There have been at least two significant problems. One is dubious history of science. For example, in the cases of both Galileo and Bruno he has passed on undiluted the comic book version of history where Galileo is persecuted for mentioned heliocentricity (rather than his disastrous political handling of the  pope) and mutters 'Eppur si muove!' at his trial, and Bruno is burned at the stake for his advanced scientific ideas (both misrepresentations). Some argue that it getting history of science accurate doesn't matter if we get the right message about science across - but if we are prepared to distort historical data, why should anyone take scientific data seriously?

The other, and perhaps more dramatic, problem is a parochial view of international science, typified in Tyson's book Space Chronicles. To quote my review of that book:

Here’s one example, the words of an interviewer speaking to Tyson: ‘If we land on Mars, how are we going to know if USA is number one if an American astronaut is standing next to a French guy?
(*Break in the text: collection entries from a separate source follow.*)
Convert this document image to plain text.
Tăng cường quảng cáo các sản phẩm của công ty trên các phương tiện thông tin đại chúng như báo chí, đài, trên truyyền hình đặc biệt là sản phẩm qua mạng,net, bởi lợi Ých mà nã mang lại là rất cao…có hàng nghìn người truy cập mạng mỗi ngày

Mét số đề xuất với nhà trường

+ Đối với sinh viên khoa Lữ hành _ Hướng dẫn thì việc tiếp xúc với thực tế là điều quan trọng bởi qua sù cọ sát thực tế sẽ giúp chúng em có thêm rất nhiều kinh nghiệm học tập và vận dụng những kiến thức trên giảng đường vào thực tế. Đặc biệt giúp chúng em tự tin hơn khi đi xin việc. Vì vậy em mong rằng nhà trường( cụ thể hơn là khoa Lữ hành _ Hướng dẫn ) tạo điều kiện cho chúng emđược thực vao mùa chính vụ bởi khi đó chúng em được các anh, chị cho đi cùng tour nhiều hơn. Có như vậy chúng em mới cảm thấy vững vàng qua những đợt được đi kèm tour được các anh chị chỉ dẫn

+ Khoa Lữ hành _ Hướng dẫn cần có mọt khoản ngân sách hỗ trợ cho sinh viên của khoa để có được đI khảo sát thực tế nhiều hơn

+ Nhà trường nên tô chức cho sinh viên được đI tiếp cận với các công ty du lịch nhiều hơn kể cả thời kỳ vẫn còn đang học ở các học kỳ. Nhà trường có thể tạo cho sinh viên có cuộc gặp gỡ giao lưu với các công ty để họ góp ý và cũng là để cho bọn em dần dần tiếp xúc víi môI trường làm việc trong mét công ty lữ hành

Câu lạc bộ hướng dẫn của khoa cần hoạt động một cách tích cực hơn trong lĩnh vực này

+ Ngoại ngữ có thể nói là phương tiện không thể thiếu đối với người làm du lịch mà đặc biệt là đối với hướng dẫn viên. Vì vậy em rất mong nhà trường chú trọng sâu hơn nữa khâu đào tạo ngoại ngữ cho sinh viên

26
Are we going to say, “Go Earth!”? No, we’re going to say, “Go USA!” Right?’ [Now this interviewer is apparently well-known in the US as a politically biassed one, but the point here is not so much that he said it, but that Tyson quotes it without contradicting it.] So basically international cooperation like CERN is a waste of time and money – all that’s important, all that space science is about, is knowing that USA is number one. 

 An even better example, as it is purely Tyson’s own remarks, is when he is talking about the aerospace industry, bemoaning the loss of US control. He says ‘In the fifties, sixties, seventies, part of the eighties, every plane that landed in your city was made in America. From Aerolineas Argentinas to Zambian Airways, everybody flew Boeings.’ I’m sorry? I worked for an airline in the 1970s, and I can tell you this is total baloney (which is apparently American for bilge). Remind me, for example, who built the Comet, the first jet airliner. Which American company? Oh, no, it was British. Of course Boeing was the biggest player in the period he describes, but there were plenty of others. (There were even a couple of other US manufacturers. Remember Lockheed?) Could I just point out also who made the only supersonic airliner flying back then. And come to think of it, the only one to fly ever since. The UK and France. And what did the US contribute to this amazing advance? They tied it up with red tape and objections so it was impossible to fly it.  

However, Andrew May is very positive in his review of Tyson's Astrophysics for People in a Hurry, and I am genuinely delighted. We get so few science communicators who can reach a very wide audience (think Brian Cox in the UK), it is absolutely brilliant when they do a great job.